Et justement, ben il ressemble à quoi aujourd'hui l'édifice? Il se compose d'une nef centrale ronde d'un diamètre de 6 m, et d'une abside à l'Est en demi-cercle de fer à cheval. La nef est chapeautée d'une coupole, surmontée d'un fanal (lanterne?). L'abside est percée de 3 fenêtres datant de la restauration 1860-65. D'extérieur en fait, rien d'exceptionnel. D'intérieur, en fait pas grand chose non plus, sinon les restes de fresques du XIV ème siècle, datant sans doute du règne de Charles IV (le bon roi) et représentant pour l'une (au Nord) l'adoration des rois mages, la vierge Marie à droite, Jésus sur ses genoux. L'on devine encore un bout de Joseph, et l'on suppose un troupeau de saints au-dessus (mais on ne les voit plus). L'autre fresque (au Sud) représente le couronnement de la vierge, 2 anges en bodyguards sur les flancs, et une construction de type italien complète la scène en arrière plan. Ces peintures furent découvertes lors des réparations de 1860-65, et restaurées par un maître du genre, "František Sequens".
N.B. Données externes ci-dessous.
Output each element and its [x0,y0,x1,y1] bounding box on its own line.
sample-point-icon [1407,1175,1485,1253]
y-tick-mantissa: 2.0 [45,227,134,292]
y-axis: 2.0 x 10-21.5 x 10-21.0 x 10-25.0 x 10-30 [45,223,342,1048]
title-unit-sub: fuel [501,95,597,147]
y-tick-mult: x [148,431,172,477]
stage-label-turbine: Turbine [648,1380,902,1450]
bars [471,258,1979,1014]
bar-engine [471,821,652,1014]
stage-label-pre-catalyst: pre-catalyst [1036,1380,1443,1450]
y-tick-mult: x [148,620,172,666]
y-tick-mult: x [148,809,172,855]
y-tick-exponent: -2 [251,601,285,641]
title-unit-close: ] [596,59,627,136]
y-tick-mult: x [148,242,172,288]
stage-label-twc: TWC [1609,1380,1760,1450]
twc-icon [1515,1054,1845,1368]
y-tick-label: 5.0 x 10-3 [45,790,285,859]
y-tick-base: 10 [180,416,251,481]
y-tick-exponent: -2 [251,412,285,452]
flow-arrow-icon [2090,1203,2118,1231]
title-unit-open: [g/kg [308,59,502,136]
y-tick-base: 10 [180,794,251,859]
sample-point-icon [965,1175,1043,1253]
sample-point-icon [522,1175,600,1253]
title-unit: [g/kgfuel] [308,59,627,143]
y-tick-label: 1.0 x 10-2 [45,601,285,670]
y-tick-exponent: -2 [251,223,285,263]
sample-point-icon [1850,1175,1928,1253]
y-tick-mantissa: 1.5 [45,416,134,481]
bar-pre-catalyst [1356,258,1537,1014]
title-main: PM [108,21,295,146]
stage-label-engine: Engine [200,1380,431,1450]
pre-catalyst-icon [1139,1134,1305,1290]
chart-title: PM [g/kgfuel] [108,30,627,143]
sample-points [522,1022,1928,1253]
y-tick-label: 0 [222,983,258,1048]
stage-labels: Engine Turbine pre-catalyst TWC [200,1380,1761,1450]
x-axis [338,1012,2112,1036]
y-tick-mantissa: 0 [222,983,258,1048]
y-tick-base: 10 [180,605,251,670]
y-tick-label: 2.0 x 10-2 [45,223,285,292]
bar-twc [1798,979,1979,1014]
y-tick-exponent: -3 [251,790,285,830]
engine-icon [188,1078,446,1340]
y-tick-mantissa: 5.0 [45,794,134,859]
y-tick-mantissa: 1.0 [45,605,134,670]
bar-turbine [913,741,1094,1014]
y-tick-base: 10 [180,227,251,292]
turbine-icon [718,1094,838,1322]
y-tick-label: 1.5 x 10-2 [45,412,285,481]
Alors quelques anecdotes maintenant. Lors de la période de sauvegarde de la rotonde, en 1862, "Ferdinand Břetislav Mikovec" se souvint soudainement que le musée du Royaume de Bohême avait acquis 20 ans plus tôt le "fameux modèle de Prague" (dont je vous ai souvent parlé) construit par "Antonín Langweil". Du coup on exposa le modèle à la mairie de la vieille ville, et la recette de l'expo servit en (petite) partie à payer les frais de restauration de l'édifice. Je vous ai mis une photo de la version digitalisée du modèle, mais comme on ne peut malheureusement pas se promener à sa guise dans le modèle (déplacement imposé par la camera), je n'ai pas de meilleure vue que celle que vous voyez-là. Ensuite, j'ai réussi à vous trouver quelques esquisses/peintures d'époque ("Mánes, Bubák, Lorenz"), montrant la rotonde (d'époque). Il s'agit de photos de photocopies de documents digitalisés par la bibliothèque municipale de Prague, aussi la qualité n'est pas top-moumoune. Cependant l'on peut quand même se faire une bonne idée d'à quoi ressemblait l'édifice à l'époque. Aujourd'hui, la rotonde sert d'église paroissiale à la "communauté vieille-catholique" de Prague. Alors attention, "vieille-catholique" (i.e. l'église d'Utrecht) n'a rien à voir avec son ancienneté, mais avec l'attachement au dogme originel de l'église catholique, en opposition avec le 1er concile du Vatican (1870) et surtout en opposition avec le principe d'infaillibilité pontificale (encore une [parmi les nombreuses] église schismatique sur le sol de Bohême :-)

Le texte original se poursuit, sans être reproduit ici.